Lo dico per esperienza diretta. Ho lavorato 22 anni nel settore e c’è stato un periodo – breve per fortuna – durante il quale lavoravo presso la sede centrale italiana di un marchio leader in Europa nel settore ipermercati. Mi occupavo di marketing dell’offerta non-food e mi sono trovato a partecipare varie volte alle cosiddette “collezioni acquisti“, di cui due volte a livello internazionale.
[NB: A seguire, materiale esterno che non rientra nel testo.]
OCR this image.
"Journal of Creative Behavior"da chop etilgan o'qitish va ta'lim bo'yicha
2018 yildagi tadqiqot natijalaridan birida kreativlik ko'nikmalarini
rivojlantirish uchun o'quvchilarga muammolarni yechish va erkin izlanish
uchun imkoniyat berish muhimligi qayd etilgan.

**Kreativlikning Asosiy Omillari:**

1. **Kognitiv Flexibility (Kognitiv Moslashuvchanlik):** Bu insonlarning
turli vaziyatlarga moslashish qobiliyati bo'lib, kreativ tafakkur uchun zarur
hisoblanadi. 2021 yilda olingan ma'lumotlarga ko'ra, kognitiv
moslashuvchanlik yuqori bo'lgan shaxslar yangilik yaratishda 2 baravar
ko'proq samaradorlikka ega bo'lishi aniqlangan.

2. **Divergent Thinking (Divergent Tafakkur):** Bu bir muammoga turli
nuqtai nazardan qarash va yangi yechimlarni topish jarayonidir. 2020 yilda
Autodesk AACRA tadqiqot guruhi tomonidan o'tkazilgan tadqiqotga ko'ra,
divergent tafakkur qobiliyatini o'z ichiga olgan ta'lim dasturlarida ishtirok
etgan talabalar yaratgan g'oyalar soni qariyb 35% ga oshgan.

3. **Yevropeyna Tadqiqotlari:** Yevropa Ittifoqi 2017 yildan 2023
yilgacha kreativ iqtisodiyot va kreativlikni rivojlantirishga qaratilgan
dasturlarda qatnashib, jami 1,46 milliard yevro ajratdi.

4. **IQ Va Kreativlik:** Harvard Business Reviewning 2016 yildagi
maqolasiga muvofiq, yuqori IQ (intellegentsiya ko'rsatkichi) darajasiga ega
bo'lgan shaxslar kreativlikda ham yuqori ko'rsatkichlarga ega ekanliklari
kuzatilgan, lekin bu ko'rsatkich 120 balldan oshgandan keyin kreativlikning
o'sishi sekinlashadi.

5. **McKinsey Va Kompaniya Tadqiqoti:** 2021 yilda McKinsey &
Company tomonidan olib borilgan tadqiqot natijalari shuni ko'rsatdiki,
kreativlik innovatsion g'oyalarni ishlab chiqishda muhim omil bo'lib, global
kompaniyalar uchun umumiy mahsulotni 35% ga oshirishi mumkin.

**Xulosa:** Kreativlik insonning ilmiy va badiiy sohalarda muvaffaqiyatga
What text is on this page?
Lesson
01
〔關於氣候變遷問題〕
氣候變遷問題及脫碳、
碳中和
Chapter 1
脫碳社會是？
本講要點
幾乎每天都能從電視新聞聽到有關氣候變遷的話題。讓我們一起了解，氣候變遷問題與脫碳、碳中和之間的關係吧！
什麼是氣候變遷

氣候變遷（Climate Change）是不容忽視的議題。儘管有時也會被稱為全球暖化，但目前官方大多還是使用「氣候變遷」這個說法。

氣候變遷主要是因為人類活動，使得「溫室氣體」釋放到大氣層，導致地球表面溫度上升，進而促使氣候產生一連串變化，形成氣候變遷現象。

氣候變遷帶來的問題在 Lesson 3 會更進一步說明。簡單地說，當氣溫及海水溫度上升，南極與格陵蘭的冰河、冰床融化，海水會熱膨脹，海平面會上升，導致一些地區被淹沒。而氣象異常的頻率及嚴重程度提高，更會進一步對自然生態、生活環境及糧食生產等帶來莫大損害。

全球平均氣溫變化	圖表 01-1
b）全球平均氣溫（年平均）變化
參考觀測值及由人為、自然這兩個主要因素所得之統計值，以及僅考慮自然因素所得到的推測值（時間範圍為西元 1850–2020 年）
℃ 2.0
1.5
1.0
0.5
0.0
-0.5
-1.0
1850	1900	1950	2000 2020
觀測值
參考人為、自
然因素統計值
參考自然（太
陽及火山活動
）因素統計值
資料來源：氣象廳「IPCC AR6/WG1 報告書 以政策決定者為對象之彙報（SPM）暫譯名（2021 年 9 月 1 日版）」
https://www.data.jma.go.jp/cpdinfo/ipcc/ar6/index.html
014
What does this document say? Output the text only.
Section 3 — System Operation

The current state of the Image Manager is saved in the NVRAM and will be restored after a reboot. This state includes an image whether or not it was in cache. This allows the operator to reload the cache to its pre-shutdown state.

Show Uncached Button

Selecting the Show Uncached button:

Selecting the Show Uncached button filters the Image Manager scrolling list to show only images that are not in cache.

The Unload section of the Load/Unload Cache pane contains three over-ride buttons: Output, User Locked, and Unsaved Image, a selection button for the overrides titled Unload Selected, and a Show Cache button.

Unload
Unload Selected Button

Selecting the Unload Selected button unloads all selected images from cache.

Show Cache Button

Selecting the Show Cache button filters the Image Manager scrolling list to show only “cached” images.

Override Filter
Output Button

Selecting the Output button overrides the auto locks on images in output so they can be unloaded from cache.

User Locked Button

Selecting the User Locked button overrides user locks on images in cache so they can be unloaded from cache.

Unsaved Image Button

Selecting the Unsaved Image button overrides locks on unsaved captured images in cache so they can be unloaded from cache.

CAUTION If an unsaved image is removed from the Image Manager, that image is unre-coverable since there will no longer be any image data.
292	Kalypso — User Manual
Si tratta del momento in cui vengono scelti i prodotti che saranno venduti sugli scaffali l’anno seguente e funziona grossomodo così: in una sede della centrale acquisti internazionale del gruppo, mettiamo che fosse quella di Parigi, si riuniscono i responsabili acquisti nazionali di una data merceologia. Dei prodotti opzionati presso grandi fornitori per lo più cinesi, sono esposti i campioni con i prezzi, le condizioni di contratto e le schede tecniche, su scaffali, in un capannone che simula un reparto di ipermercato. I manager di livello internazionale hanno a contratto robusti incentivi variabili sugli acquisti effettuati dalle varie divisioni nazionali e quindi spingono le loro squadre a comprare, comprare e “battere il record”, insistendo, ridendo, masticando tramezzini e occhieggiando le rare colleghe in tailleur.
Alla fine, verificati i record, tutti a bere birra e mangiare carne alla griglia, magari anche a ballare, perché no, gareggiando a far ridere il capo con barzellette e battute razziste o sconce, più spesso entrambe le cose. Chi compra cerca di compiacere il capo, che ci guadagna su parecchio.
Un po’ come al vertice NATO diciamo; mutando la merceologia. Insomma non pensavo, allora, di essere cosi mainstream.